Today's signal
Cursor just launched Composer 2.5, its most capable coding model yet. It scores 79.8% on SWE-Bench Multilingual, nearly matches Anthropic's Opus 4.7 across most evals, and is priced at $0.50 per million input tokens. That last number is not a typo.
But the product launch is not the real story.
The real story is what Cursor has quietly become. Two years ago, it was a VS Code fork that called the OpenAI API. Today, it is training its own frontier models on open-source checkpoints, running that training on xAI's Colossus 2 supercluster (one million H100-equivalents), and shipping models that compete with the most powerful labs in the world at a fraction of the API cost.

Why it matters
The standard playbook for AI application companies has been: pick a foundation model provider, build a product layer on top, and hope your UX moat outlasts the next API update. That playbook has a fundamental ceiling. When your core intelligence is a commodity rented from OpenAI or Anthropic, your margin, your differentiation, and your roadmap are all hostage to someone else's decisions.

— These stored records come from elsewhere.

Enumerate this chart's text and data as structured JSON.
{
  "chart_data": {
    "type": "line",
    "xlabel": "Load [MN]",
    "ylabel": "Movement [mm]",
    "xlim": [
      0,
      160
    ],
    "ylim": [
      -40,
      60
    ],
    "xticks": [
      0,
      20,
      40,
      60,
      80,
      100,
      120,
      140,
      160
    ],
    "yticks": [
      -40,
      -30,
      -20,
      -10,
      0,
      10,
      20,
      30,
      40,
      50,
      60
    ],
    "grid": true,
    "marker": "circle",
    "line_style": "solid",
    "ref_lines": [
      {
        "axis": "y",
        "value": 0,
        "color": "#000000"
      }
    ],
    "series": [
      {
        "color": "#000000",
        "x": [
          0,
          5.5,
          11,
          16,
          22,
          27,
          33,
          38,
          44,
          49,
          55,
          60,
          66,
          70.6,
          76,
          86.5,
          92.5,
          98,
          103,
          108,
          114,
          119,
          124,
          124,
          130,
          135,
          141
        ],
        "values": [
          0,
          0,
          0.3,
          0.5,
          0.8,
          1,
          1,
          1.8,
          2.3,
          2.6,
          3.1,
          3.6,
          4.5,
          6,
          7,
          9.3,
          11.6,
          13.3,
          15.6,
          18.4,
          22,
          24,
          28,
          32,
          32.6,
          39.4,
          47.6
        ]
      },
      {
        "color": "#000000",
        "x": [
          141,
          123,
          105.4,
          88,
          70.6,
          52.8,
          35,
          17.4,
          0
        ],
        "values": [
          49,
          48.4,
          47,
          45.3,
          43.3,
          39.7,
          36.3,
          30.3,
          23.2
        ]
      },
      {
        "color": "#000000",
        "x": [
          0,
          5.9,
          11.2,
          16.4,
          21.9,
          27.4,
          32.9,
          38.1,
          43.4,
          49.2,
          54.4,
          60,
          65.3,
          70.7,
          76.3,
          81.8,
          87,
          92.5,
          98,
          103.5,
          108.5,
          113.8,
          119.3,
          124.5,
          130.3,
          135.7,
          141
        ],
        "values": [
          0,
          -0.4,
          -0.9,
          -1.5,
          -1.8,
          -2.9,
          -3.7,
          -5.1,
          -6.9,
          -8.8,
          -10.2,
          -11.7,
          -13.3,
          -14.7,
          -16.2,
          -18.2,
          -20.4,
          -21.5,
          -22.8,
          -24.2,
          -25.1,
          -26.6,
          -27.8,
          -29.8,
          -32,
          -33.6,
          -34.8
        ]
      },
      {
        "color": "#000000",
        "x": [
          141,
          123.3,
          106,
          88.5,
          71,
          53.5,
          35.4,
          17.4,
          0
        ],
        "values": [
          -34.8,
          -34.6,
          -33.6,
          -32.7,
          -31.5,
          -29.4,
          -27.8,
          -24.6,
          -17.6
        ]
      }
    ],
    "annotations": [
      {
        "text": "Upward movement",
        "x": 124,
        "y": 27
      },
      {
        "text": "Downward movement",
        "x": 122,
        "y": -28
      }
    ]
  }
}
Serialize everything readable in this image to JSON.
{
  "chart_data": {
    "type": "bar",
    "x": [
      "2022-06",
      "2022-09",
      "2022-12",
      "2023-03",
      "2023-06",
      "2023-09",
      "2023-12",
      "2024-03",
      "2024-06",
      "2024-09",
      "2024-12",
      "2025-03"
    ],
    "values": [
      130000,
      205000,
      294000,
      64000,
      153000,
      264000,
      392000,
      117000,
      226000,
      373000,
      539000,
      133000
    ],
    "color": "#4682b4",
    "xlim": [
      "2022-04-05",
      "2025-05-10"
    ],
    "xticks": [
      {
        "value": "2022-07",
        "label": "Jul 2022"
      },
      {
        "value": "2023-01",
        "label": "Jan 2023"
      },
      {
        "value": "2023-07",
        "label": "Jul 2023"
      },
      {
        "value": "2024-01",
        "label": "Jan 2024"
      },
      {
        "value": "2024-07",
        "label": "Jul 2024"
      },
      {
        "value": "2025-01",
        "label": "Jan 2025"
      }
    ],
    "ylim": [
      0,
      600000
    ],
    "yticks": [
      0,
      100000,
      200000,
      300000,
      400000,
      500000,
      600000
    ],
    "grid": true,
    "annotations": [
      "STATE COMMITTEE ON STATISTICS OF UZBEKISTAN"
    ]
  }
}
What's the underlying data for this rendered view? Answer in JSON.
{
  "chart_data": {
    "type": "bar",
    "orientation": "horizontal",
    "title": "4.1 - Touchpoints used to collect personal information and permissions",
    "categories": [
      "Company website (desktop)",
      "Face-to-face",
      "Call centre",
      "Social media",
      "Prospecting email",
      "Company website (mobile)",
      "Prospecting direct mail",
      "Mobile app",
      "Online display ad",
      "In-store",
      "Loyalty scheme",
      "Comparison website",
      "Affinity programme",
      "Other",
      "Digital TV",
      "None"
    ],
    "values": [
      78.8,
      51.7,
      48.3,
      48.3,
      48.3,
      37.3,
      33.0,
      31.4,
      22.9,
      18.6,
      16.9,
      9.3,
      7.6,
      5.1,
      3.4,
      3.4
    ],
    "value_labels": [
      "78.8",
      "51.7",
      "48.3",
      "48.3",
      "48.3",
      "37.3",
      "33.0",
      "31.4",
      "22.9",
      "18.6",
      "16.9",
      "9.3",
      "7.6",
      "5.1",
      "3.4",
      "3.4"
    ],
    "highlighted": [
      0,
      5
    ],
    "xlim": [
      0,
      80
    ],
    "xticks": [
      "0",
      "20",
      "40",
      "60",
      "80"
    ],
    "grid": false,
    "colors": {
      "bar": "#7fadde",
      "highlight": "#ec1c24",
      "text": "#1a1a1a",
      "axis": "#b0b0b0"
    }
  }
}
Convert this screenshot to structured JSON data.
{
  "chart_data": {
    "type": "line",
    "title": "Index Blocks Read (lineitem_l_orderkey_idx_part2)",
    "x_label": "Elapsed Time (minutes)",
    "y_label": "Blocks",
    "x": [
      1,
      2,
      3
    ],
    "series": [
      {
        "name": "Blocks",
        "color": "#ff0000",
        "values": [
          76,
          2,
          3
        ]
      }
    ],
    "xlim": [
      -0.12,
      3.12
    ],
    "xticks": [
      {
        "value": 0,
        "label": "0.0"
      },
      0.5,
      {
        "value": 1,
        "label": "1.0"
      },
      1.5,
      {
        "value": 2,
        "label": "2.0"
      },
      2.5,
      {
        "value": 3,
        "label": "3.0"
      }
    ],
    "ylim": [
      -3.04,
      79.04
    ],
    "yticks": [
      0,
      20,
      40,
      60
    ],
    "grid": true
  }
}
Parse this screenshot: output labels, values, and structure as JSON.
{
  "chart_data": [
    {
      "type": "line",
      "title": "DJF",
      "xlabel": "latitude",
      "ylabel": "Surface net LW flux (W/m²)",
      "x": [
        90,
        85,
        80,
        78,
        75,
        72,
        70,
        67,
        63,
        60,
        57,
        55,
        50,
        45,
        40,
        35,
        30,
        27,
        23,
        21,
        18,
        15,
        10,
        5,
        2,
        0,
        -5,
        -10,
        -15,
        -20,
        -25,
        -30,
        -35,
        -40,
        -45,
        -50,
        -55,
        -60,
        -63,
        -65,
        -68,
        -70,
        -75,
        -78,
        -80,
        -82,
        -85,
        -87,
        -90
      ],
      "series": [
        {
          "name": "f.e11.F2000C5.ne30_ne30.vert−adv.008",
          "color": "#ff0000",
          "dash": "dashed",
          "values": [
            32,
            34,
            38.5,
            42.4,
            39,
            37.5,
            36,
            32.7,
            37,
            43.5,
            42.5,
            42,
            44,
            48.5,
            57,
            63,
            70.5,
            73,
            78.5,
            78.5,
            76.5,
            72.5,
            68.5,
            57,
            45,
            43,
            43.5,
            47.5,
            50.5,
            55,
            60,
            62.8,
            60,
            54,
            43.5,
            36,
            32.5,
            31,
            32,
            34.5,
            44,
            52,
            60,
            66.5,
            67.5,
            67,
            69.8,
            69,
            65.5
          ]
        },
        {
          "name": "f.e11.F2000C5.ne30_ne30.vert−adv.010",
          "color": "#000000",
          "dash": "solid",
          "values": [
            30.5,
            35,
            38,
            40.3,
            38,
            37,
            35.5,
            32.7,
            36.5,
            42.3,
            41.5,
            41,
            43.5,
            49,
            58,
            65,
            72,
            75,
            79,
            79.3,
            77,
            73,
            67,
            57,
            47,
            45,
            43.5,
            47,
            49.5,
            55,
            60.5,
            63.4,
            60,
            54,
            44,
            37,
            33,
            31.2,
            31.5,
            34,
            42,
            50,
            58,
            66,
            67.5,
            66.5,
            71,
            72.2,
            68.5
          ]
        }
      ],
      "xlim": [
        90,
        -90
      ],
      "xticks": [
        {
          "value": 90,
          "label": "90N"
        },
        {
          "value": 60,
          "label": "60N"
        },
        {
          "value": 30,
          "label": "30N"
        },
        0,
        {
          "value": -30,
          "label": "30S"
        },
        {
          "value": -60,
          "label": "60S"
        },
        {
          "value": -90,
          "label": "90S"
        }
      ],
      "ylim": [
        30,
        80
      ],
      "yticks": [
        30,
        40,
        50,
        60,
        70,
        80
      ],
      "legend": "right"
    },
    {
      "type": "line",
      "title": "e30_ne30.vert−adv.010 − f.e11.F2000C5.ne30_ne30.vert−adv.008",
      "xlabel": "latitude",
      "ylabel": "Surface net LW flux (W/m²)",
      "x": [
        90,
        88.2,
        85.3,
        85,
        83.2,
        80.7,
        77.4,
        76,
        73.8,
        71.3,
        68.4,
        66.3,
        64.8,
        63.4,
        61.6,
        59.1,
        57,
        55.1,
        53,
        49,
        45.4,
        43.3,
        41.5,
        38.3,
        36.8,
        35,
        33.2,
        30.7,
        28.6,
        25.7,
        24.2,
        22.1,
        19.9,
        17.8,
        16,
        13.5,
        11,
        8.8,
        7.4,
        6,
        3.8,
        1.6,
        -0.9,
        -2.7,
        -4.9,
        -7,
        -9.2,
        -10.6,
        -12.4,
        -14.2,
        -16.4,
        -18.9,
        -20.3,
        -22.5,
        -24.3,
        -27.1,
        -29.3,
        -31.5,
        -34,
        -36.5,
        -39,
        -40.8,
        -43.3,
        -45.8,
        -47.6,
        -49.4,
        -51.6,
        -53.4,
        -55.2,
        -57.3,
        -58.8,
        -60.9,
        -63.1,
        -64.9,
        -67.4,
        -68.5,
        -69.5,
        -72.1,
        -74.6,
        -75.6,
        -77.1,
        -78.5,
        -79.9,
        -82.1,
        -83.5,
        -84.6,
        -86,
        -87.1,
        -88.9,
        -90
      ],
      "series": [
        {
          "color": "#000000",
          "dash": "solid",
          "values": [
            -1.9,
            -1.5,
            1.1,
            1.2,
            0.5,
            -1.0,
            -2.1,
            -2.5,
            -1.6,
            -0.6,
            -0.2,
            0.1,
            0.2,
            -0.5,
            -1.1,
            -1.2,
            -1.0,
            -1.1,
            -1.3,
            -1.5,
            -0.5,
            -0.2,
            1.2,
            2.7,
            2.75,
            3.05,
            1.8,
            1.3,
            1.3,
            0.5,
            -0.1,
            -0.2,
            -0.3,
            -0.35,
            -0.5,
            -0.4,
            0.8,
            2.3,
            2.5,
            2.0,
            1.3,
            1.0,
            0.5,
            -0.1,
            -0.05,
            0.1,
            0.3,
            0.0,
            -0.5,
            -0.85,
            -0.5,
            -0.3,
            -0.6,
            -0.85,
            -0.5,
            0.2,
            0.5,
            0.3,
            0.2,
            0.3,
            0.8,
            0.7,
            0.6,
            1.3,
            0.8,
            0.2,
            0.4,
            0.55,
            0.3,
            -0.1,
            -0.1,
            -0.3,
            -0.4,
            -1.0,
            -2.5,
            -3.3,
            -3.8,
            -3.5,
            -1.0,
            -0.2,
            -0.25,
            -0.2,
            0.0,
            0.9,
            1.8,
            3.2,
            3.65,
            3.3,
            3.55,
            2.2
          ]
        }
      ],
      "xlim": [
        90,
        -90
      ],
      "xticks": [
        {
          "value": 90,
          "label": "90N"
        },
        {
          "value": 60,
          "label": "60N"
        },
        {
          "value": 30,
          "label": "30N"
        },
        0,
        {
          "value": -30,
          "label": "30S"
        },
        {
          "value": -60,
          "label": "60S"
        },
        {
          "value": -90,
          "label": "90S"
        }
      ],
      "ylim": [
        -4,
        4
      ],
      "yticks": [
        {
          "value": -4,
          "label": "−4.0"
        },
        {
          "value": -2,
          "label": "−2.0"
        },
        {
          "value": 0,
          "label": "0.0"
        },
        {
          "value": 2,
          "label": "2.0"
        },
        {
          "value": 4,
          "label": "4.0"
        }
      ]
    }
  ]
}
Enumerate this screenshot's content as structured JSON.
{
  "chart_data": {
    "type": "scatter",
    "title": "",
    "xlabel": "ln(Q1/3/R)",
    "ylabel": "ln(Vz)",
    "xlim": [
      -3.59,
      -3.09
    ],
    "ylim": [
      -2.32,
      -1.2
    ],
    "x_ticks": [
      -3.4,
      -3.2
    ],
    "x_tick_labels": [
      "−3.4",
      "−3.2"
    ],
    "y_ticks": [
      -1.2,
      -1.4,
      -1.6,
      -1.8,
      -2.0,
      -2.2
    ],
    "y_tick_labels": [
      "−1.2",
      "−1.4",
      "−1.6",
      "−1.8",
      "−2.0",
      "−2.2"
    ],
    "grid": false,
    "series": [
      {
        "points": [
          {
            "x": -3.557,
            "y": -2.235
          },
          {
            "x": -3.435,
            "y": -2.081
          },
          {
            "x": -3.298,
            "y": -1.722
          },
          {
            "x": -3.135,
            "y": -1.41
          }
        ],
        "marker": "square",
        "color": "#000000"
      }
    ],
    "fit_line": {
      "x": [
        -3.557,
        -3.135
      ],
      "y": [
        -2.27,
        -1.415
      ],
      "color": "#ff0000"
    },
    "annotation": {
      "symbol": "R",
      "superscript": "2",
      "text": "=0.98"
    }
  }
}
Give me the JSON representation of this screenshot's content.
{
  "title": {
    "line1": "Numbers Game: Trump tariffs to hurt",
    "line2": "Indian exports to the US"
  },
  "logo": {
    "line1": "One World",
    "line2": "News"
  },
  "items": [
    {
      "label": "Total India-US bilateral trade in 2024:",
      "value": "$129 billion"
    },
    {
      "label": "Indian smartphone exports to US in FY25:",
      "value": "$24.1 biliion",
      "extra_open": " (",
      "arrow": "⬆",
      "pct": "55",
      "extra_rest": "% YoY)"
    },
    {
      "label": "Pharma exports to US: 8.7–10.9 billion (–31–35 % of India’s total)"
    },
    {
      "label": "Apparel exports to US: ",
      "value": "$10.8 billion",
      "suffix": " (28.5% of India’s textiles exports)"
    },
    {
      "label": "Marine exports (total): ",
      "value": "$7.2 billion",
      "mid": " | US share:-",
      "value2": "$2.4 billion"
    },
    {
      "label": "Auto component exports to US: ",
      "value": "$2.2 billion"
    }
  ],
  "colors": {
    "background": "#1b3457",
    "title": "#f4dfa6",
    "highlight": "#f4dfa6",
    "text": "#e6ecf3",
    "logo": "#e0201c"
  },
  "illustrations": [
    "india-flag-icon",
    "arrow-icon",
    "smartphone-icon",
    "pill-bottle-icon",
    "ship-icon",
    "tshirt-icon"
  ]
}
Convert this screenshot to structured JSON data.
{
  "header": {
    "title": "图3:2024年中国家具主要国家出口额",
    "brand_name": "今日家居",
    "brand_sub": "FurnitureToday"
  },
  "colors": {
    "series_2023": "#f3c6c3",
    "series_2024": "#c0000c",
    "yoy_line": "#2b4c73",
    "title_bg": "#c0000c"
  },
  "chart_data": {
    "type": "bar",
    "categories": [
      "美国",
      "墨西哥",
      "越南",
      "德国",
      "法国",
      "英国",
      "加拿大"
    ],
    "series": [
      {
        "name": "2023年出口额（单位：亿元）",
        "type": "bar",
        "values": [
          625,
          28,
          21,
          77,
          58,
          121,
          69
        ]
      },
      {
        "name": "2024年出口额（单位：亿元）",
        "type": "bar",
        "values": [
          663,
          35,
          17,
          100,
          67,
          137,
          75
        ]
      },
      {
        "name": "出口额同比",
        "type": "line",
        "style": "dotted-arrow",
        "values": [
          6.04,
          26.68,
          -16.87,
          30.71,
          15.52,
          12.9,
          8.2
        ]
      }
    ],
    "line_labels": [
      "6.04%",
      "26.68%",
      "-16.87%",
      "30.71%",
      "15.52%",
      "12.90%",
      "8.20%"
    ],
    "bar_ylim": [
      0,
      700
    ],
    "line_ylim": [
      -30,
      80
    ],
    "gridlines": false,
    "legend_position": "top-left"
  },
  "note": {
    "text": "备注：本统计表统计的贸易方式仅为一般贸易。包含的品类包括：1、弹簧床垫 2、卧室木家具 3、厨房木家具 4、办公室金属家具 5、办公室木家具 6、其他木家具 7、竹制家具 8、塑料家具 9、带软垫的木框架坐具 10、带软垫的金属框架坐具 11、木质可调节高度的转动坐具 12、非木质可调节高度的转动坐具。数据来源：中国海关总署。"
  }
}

Cursor just blew past that ceiling.
Composer 2.5 is built on Moonshot AI's open-source Kimi K2.5 checkpoint, then trained further using targeted reinforcement learning with textual feedback, 25x more synthetic tasks than its predecessor, and novel infrastructure techniques developed in-house. Cursor did not need permission from any foundation model lab to ship this. They are not paying per-token API fees to a supplier for their core product. They own the model.
This matters beyond Cursor for one specific reason: the economics are now reproducible. Open-source frontier checkpoints are getting better fast. Compute partnerships (like the xAI/Colossus 2 arrangement) are available to well-capitalized startups, not just trillion-dollar labs. The custom RL techniques Cursor is publishing are accessible to any serious ML team. The barrier to running this playbook is falling.
What Cursor is demonstrating is that an application company, if it moves fast enough and builds the right training infrastructure, can decouple from the foundation model supply chain entirely.
The take
The most successful AI companies over the next three years will not be the ones that built the best wrapper. They will be the ones that used the wrapper phase to buy time, build distribution, collect proprietary data, and then climb the stack.
Cursor had one critical advantage that made this possible: it sat directly in the developer workflow. Every coding session was a training signal. Every accepted completion, every rejected suggestion, every rerun was data that no foundation model lab had in the same form. That proprietary behavioral data, combined with open-source base models and custom RL, is what produced a model competitive with Opus 4.7 at one-sixth the input token price.
The uncomfortable question for every AI product company right now is not "which model should we use?" It is "are we collecting the data and building the infrastructure to eventually not need anyone else's model?"
Most are not. And that gap will widen.
The number
$0.50/M — The input token price for Composer 2.5. Anthropic's Opus 4.7 and GPT-5.5 sit in a range that makes this look like a different category entirely. For a model that nearly matches them on SWE-Bench Multilingual, the pricing is not a discount strategy. It is a signal that vertical integration in AI has a real cost advantage, and Cursor is already there.